Sedbergh has had to do without my husband Keith for a week as he went to Suffolk to look after two of our grandchildren, Oliver, aged 12 and Louie 5, while their mother went on holiday to Turkey with girlfriends. I’ve no sympathy with him as he volunteered but I do admire his pluck. On Sunday, Tuesday and Thursday it’s rugby training for Oliver, he plays for his home town and his school. Louie has to be delivered to swimming lessons and little strikers football plus there’s all the school runs. Before taking up this mission Keith devoted time to planning the regime under which the boys would live. One, lots of cycling; two, bloke lessons; three, tea at five and four, watch the Simpson’s. And so each evening the boys stand by their bikes ready to ride out. Along the cycle route they use is a heavily burdened apple tree. The fruit was too high up for the boys to reach but I bet you can guess who climbed the tree. Yes, that’s right, it was Grandad Keiffy. While he dangled from an upper branch more little boys gathered beneath the tree in the hope of catching a juicy prize. At this point Oliver called up from the bottom of the tree, “Grandad, Mum said we were not to let you climb the tree.”

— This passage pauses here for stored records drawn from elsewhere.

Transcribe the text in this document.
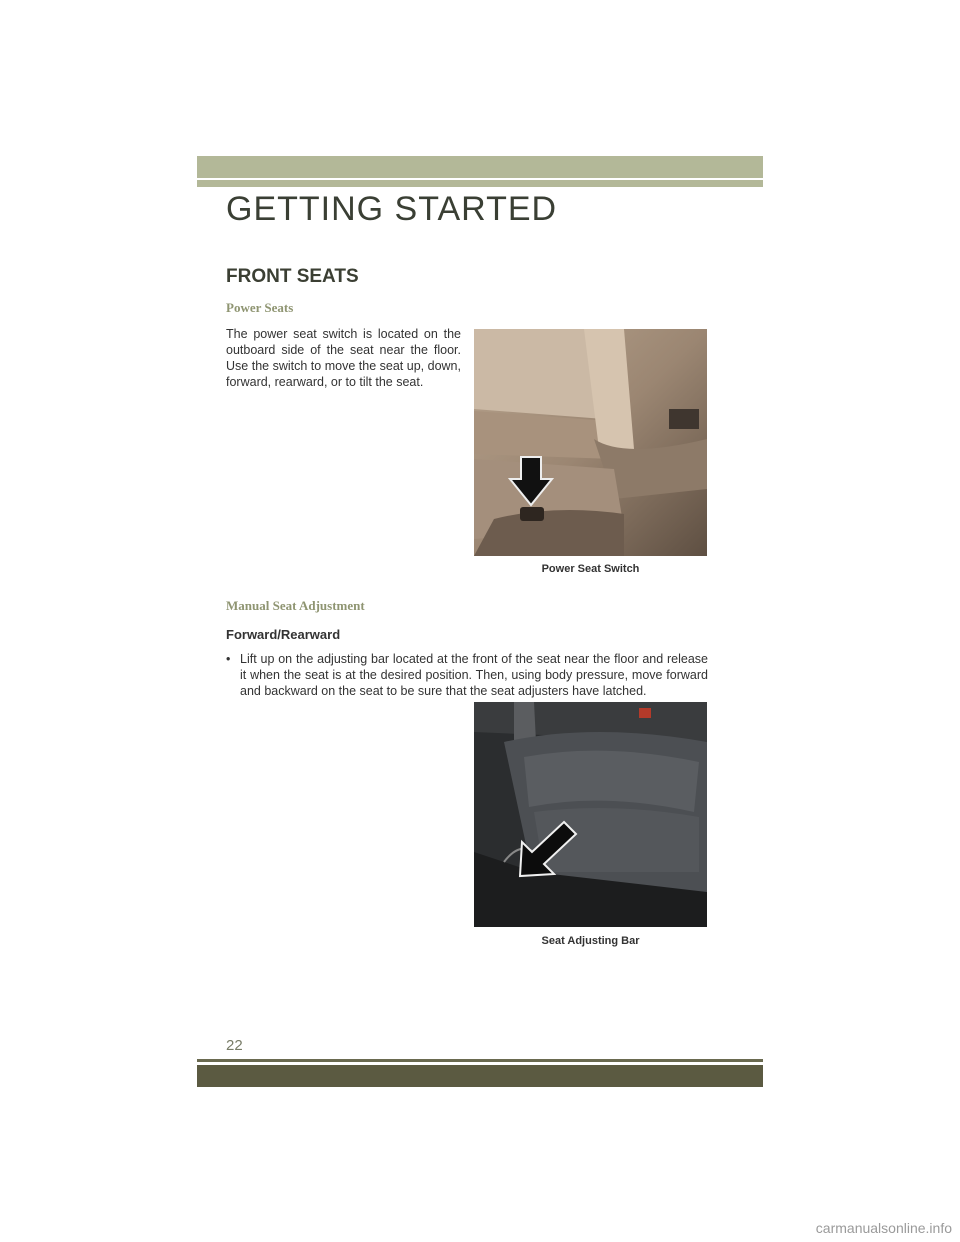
GETTING STARTED
FRONT SEATS
Power Seats
The power seat switch is located on the outboard side of the seat near the floor. Use the switch to move the seat up, down, forward, rearward, or to tilt the seat.
Power Seat Switch
Manual Seat Adjustment
Forward/Rearward
• Lift up on the adjusting bar located at the front of the seat near the floor and release it when the seat is at the desired position. Then, using body pressure, move forward and backward on the seat to be sure that the seat adjusters have latched.
Seat Adjusting Bar
22
carmanualsonline.info
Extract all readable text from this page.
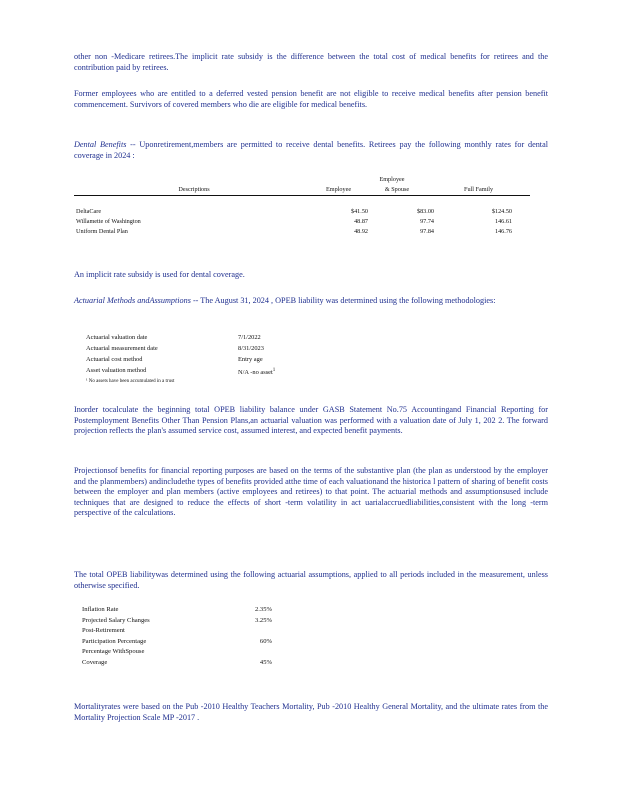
other non -Medicare retirees.The implicit rate subsidy is the difference between the total cost of medical benefits for retirees and the contribution paid by retirees.

Former employees who are entitled to a deferred vested pension benefit are not eligible to receive medical benefits after pension benefit commencement. Survivors of covered members who die are eligible for medical benefits.

Dental Benefits -- Uponretirement,members are permitted to receive dental benefits. Retirees pay the following monthly rates for dental coverage in 2024 :

Employee
Descriptions	Employee	& Spouse	Full Family
DeltaCare	$41.50	$83.00	$124.50
Willamette of Washington	48.87	97.74	146.61
Uniform Dental Plan	48.92	97.84	146.76

An implicit rate subsidy is used for dental coverage.

Actuarial Methods andAssumptions -- The August 31, 2024 , OPEB liability was determined using the following methodologies:

Actuarial valuation date	7/1/2022
Actuarial measurement date	8/31/2023
Actuarial cost method	Entry age
Asset valuation method	N/A -no asset$^1$
¹ No assets have been accumulated in a trust

Inorder tocalculate the beginning total OPEB liability balance under GASB Statement No.75 Accountingand Financial Reporting for Postemployment Benefits Other Than Pension Plans,an actuarial valuation was performed with a valuation date of July 1, 202 2. The forward projection reflects the plan's assumed service cost, assumed interest, and expected benefit payments.

Projectionsof benefits for financial reporting purposes are based on the terms of the substantive plan (the plan as understood by the employer and the planmembers) andincludethe types of benefits provided atthe time of each valuationand the historica l pattern of sharing of benefit costs between the employer and plan members (active employees and retirees) to that point. The actuarial methods and assumptionsused include techniques that are designed to reduce the effects of short -term volatility in act uarialaccruedliabilities,consistent with the long -term perspective of the calculations.

The total OPEB liabilitywas determined using the following actuarial assumptions, applied to all periods included in the measurement, unless otherwise specified.

Inflation Rate	2.35%
Projected Salary Changes	3.25%
Post-Retirement
Participation Percentage	60%
Percentage WithSpouse
Coverage	45%

Mortalityrates were based on the Pub -2010 Healthy Teachers Mortality, Pub -2010 Healthy General Mortality, and the ultimate rates from the Mortality Projection Scale MP -2017 .
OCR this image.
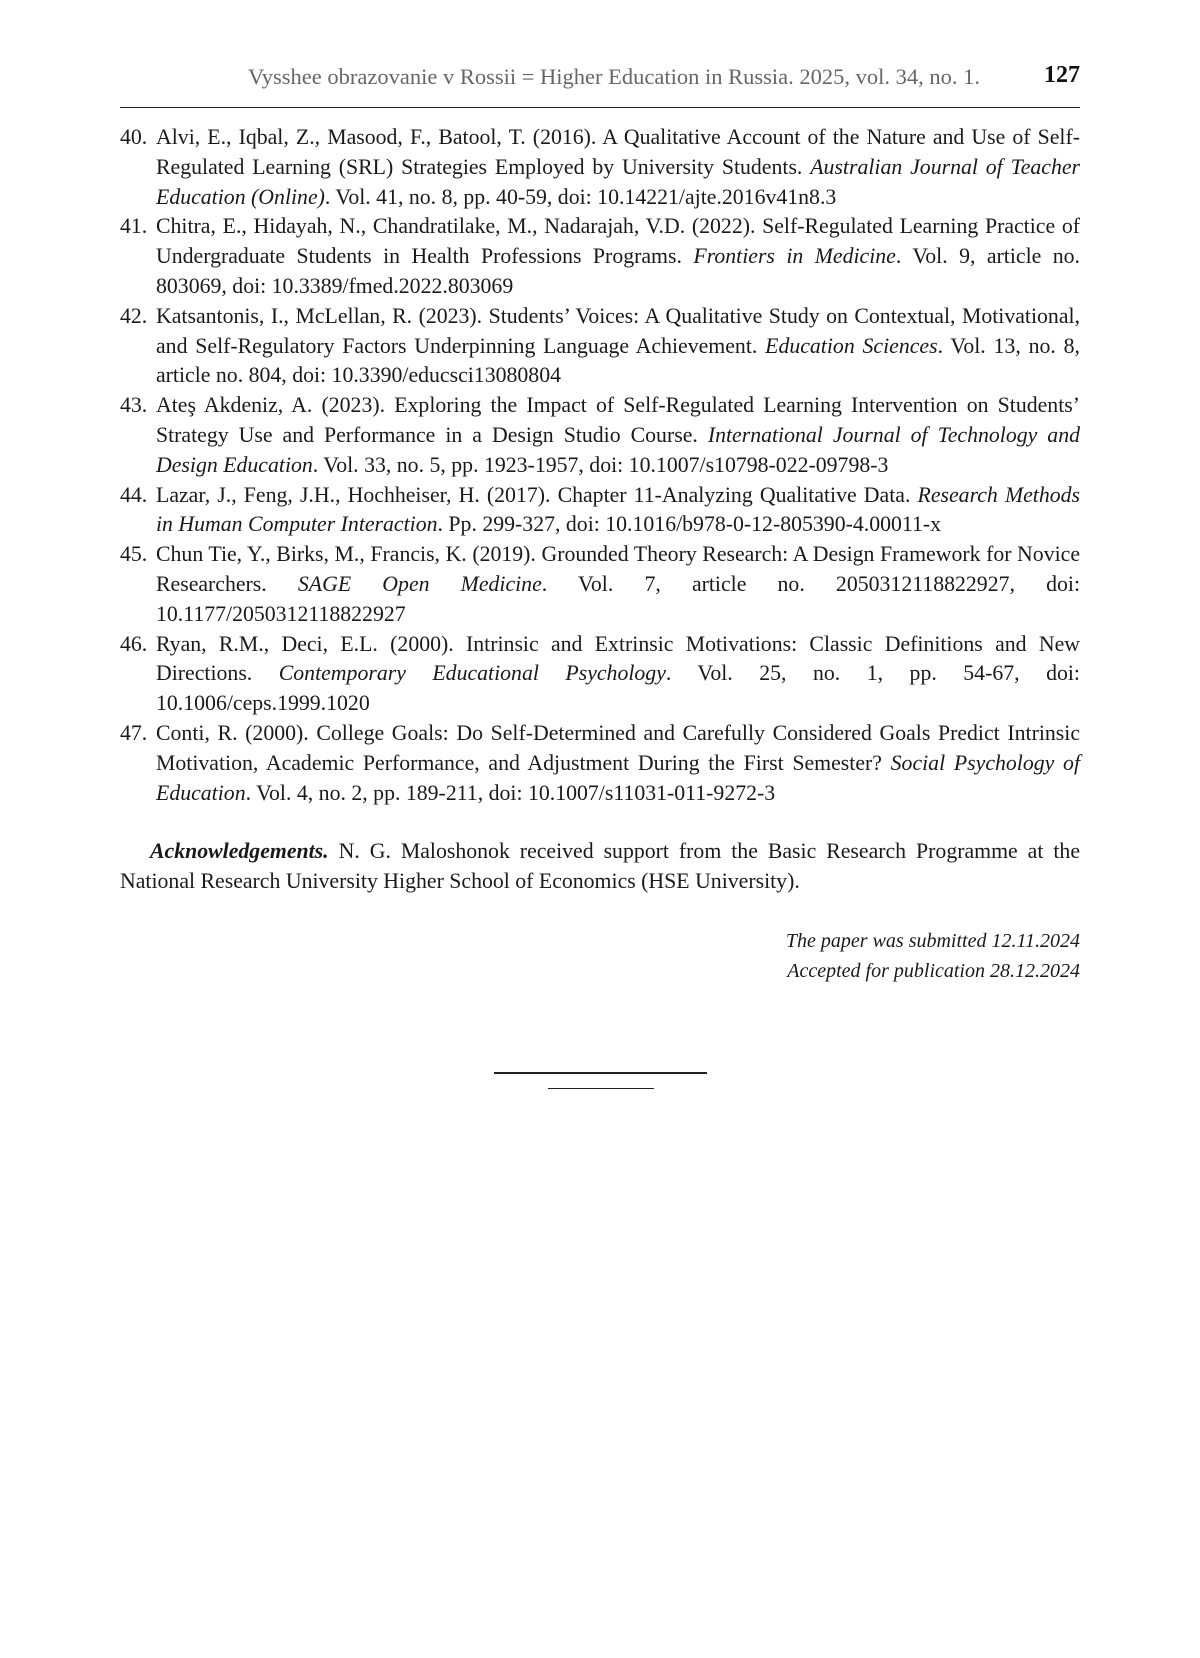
Vysshee obrazovanie v Rossii = Higher Education in Russia. 2025, vol. 34, no. 1.	127
40. Alvi, E., Iqbal, Z., Masood, F., Batool, T. (2016). A Qualitative Account of the Nature and Use of Self-Regulated Learning (SRL) Strategies Employed by University Students. Australian Journal of Teacher Education (Online). Vol. 41, no. 8, pp. 40-59, doi: 10.14221/ajte.2016v41n8.3
41. Chitra, E., Hidayah, N., Chandratilake, M., Nadarajah, V.D. (2022). Self-Regulated Learning Practice of Undergraduate Students in Health Professions Programs. Frontiers in Medicine. Vol. 9, article no. 803069, doi: 10.3389/fmed.2022.803069
42. Katsantonis, I., McLellan, R. (2023). Students’ Voices: A Qualitative Study on Contextual, Motivational, and Self-Regulatory Factors Underpinning Language Achievement. Education Sciences. Vol. 13, no. 8, article no. 804, doi: 10.3390/educsci13080804
43. Ateş Akdeniz, A. (2023). Exploring the Impact of Self-Regulated Learning Intervention on Students’ Strategy Use and Performance in a Design Studio Course. International Journal of Technology and Design Education. Vol. 33, no. 5, pp. 1923-1957, doi: 10.1007/s10798-022-09798-3
44. Lazar, J., Feng, J.H., Hochheiser, H. (2017). Chapter 11-Analyzing Qualitative Data. Research Methods in Human Computer Interaction. Pp. 299-327, doi: 10.1016/b978-0-12-805390-4.00011-x
45. Chun Tie, Y., Birks, M., Francis, K. (2019). Grounded Theory Research: A Design Framework for Novice Researchers. SAGE Open Medicine. Vol. 7, article no. 2050312118822927, doi: 10.1177/2050312118822927
46. Ryan, R.M., Deci, E.L. (2000). Intrinsic and Extrinsic Motivations: Classic Definitions and New Directions. Contemporary Educational Psychology. Vol. 25, no. 1, pp. 54-67, doi: 10.1006/ceps.1999.1020
47. Conti, R. (2000). College Goals: Do Self-Determined and Carefully Considered Goals Predict Intrinsic Motivation, Academic Performance, and Adjustment During the First Semester? Social Psychology of Education. Vol. 4, no. 2, pp. 189-211, doi: 10.1007/s11031-011-9272-3

Acknowledgements. N. G. Maloshonok received support from the Basic Research Programme at the National Research University Higher School of Economics (HSE University).

The paper was submitted 12.11.2024
Accepted for publication 28.12.2024
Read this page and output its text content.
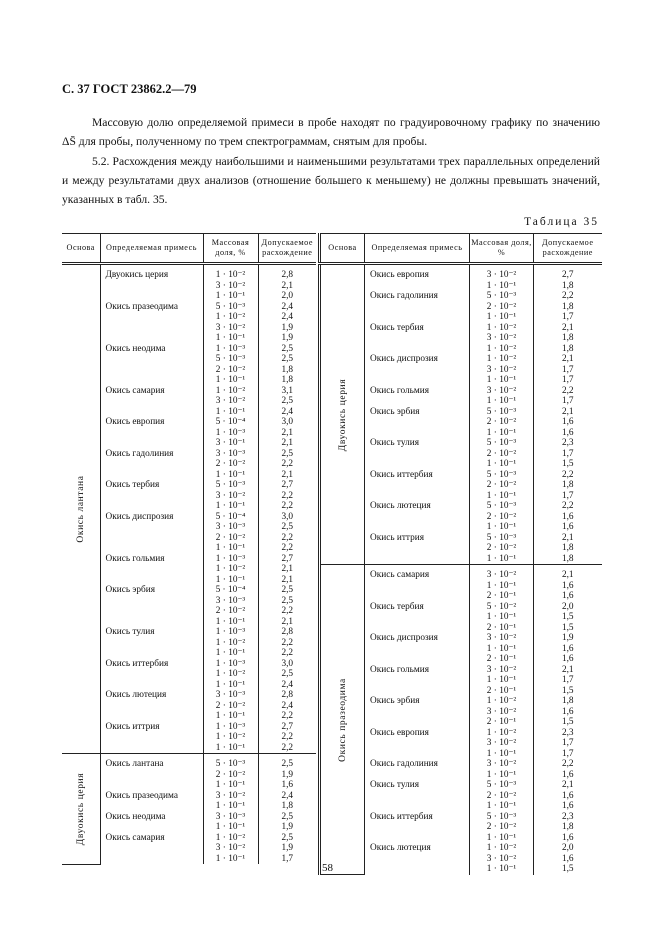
С. 37 ГОСТ 23862.2—79
Массовую долю определяемой примеси в пробе находят по градуировочному графику по значению ΔS̄ для пробы, полученному по трем спектрограммам, снятым для пробы.
5.2. Расхождения между наибольшими и наименьшими результатами трех параллельных определений и между результатами двух анализов (отношение большего к меньшему) не должны превышать значений, указанных в табл. 35.
Таблица 35
Основа	Определяемая примесь	Массовая доля, %	Допускаемое расхождение

Окись лантана	Двуокись церия	1 · 10⁻²	2,8
		3 · 10⁻²	2,1
		1 · 10⁻¹	2,0
	Окись празеодима	5 · 10⁻³	2,4
		1 · 10⁻²	2,4
		3 · 10⁻²	1,9
		1 · 10⁻¹	1,9
	Окись неодима	1 · 10⁻³	2,5
		5 · 10⁻³	2,5
		2 · 10⁻²	1,8
		1 · 10⁻¹	1,8
	Окись самария	1 · 10⁻²	3,1
		3 · 10⁻²	2,5
		1 · 10⁻¹	2,4
	Окись европия	5 · 10⁻⁴	3,0
		1 · 10⁻³	2,1
		3 · 10⁻¹	2,1
	Окись гадолиния	3 · 10⁻³	2,5
		2 · 10⁻²	2,2
		1 · 10⁻¹	2,1
	Окись тербия	5 · 10⁻³	2,7
		3 · 10⁻²	2,2
		1 · 10⁻¹	2,2
	Окись диспрозия	5 · 10⁻⁴	3,0
		3 · 10⁻³	2,5
		2 · 10⁻²	2,2
		1 · 10⁻¹	2,2
	Окись гольмия	1 · 10⁻³	2,7
		1 · 10⁻²	2,1
		1 · 10⁻¹	2,1
	Окись эрбия	5 · 10⁻⁴	2,5
		3 · 10⁻³	2,5
		2 · 10⁻²	2,2
		1 · 10⁻¹	2,1
	Окись тулия	1 · 10⁻³	2,8
		1 · 10⁻²	2,2
		1 · 10⁻¹	2,2
	Окись иттербия	1 · 10⁻³	3,0
		1 · 10⁻²	2,5
		1 · 10⁻¹	2,4
	Окись лютеция	3 · 10⁻³	2,8
		2 · 10⁻²	2,4
		1 · 10⁻¹	2,2
	Окись иттрия	1 · 10⁻³	2,7
		1 · 10⁻²	2,2
		1 · 10⁻¹	2,2

Двуокись церия	Окись лантана	5 · 10⁻³	2,5
		2 · 10⁻²	1,9
		1 · 10⁻¹	1,6
	Окись празеодима	3 · 10⁻²	2,4
		1 · 10⁻¹	1,8
	Окись неодима	3 · 10⁻³	2,5
		1 · 10⁻¹	1,9
	Окись самария	1 · 10⁻²	2,5
		3 · 10⁻²	1,9
		1 · 10⁻¹	1,7
Основа	Определяемая примесь	Массовая доля, %	Допускаемое расхождение

Двуокись церия	Окись европия	3 · 10⁻²	2,7
		1 · 10⁻¹	1,8
	Окись гадолиния	5 · 10⁻³	2,2
		2 · 10⁻²	1,8
		1 · 10⁻¹	1,7
	Окись тербия	1 · 10⁻²	2,1
		3 · 10⁻²	1,8
		1 · 10⁻²	1,8
	Окись диспрозия	1 · 10⁻²	2,1
		3 · 10⁻²	1,7
		1 · 10⁻¹	1,7
	Окись гольмия	3 · 10⁻²	2,2
		1 · 10⁻¹	1,7
	Окись эрбия	5 · 10⁻³	2,1
		2 · 10⁻²	1,6
		1 · 10⁻¹	1,6
	Окись тулия	5 · 10⁻³	2,3
		2 · 10⁻²	1,7
		1 · 10⁻¹	1,5
	Окись иттербия	5 · 10⁻³	2,2
		2 · 10⁻²	1,8
		1 · 10⁻¹	1,7
	Окись лютеция	5 · 10⁻³	2,2
		2 · 10⁻²	1,6
		1 · 10⁻¹	1,6
	Окись иттрия	5 · 10⁻³	2,1
		2 · 10⁻²	1,8
		1 · 10⁻¹	1,8

Окись празеодима	Окись самария	3 · 10⁻²	2,1
		1 · 10⁻¹	1,6
		2 · 10⁻¹	1,6
	Окись тербия	5 · 10⁻²	2,0
		1 · 10⁻¹	1,5
		2 · 10⁻¹	1,5
	Окись диспрозия	3 · 10⁻²	1,9
		1 · 10⁻¹	1,6
		2 · 10⁻¹	1,6
	Окись гольмия	3 · 10⁻²	2,1
		1 · 10⁻¹	1,7
		2 · 10⁻¹	1,5
	Окись эрбия	1 · 10⁻²	1,8
		3 · 10⁻²	1,6
		2 · 10⁻¹	1,5
	Окись европия	1 · 10⁻²	2,3
		3 · 10⁻²	1,7
		1 · 10⁻¹	1,7
	Окись гадолиния	3 · 10⁻²	2,2
		1 · 10⁻¹	1,6
	Окись тулия	5 · 10⁻³	2,1
		2 · 10⁻²	1,6
		1 · 10⁻¹	1,6
	Окись иттербия	5 · 10⁻³	2,3
		2 · 10⁻²	1,8
		1 · 10⁻¹	1,6
	Окись лютеция	1 · 10⁻²	2,0
		3 · 10⁻²	1,6
		1 · 10⁻¹	1,5
58
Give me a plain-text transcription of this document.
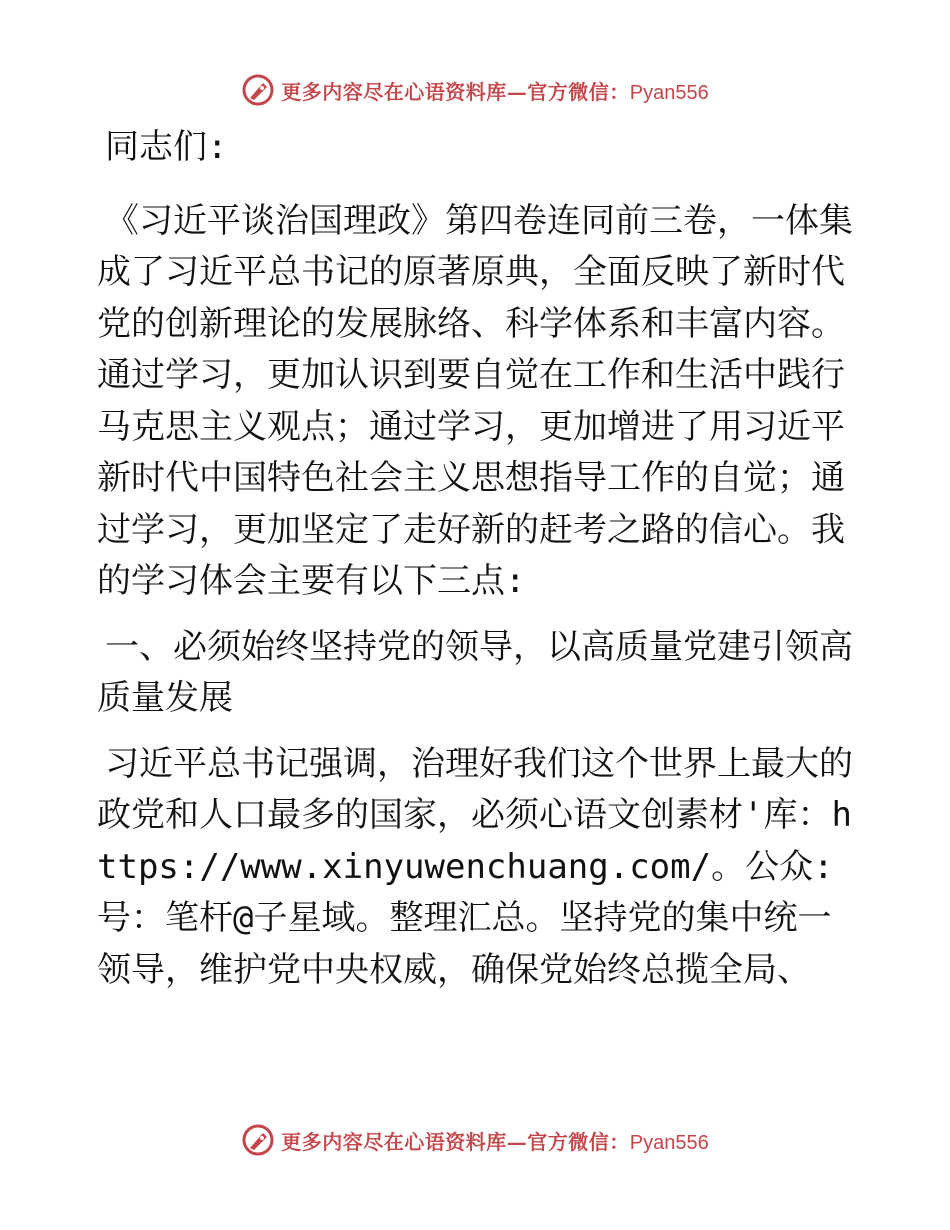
更多内容尽在心语资料库—官方微信：Pyan556

同志们:

《习近平谈治国理政》第四卷连同前三卷，一体集成了习近平总书记的原著原典，全面反映了新时代党的创新理论的发展脉络、科学体系和丰富内容。通过学习，更加认识到要自觉在工作和生活中践行马克思主义观点；通过学习，更加增进了用习近平新时代中国特色社会主义思想指导工作的自觉；通过学习，更加坚定了走好新的赶考之路的信心。我的学习体会主要有以下三点:

一、必须始终坚持党的领导，以高质量党建引领高质量发展

习近平总书记强调，治理好我们这个世界上最大的政党和人口最多的国家，必须心语文创素材'库：https://www.xinyuwenchuang.com/。公众:号：笔杆@子星域。整理汇总。坚持党的集中统一领导，维护党中央权威，确保党始终总揽全局、

更多内容尽在心语资料库—官方微信：Pyan556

Another duty is homework supervision. Louie reads a book each evening and Keith has to write a comment on how well he read. It’s asking for trouble and of course Keith rose to the occasion writing that he thought the story a bit drawn out but he enjoyed the twist at the end. Thank heavens the teacher had a sense of humour. On the Tuesday Oliver brought home a permission slip, he wanted to read a book which was for slightly older boys. Naturally, Keith couldn’t resist a bit of comedy so before writing the correct title he wrote that he would be happy for Oliver to read Lady Chatterley’s Lover. Upon reading this Oliver said: ‘It’s alright Grandad I’ll just tell them you’re a comedian.”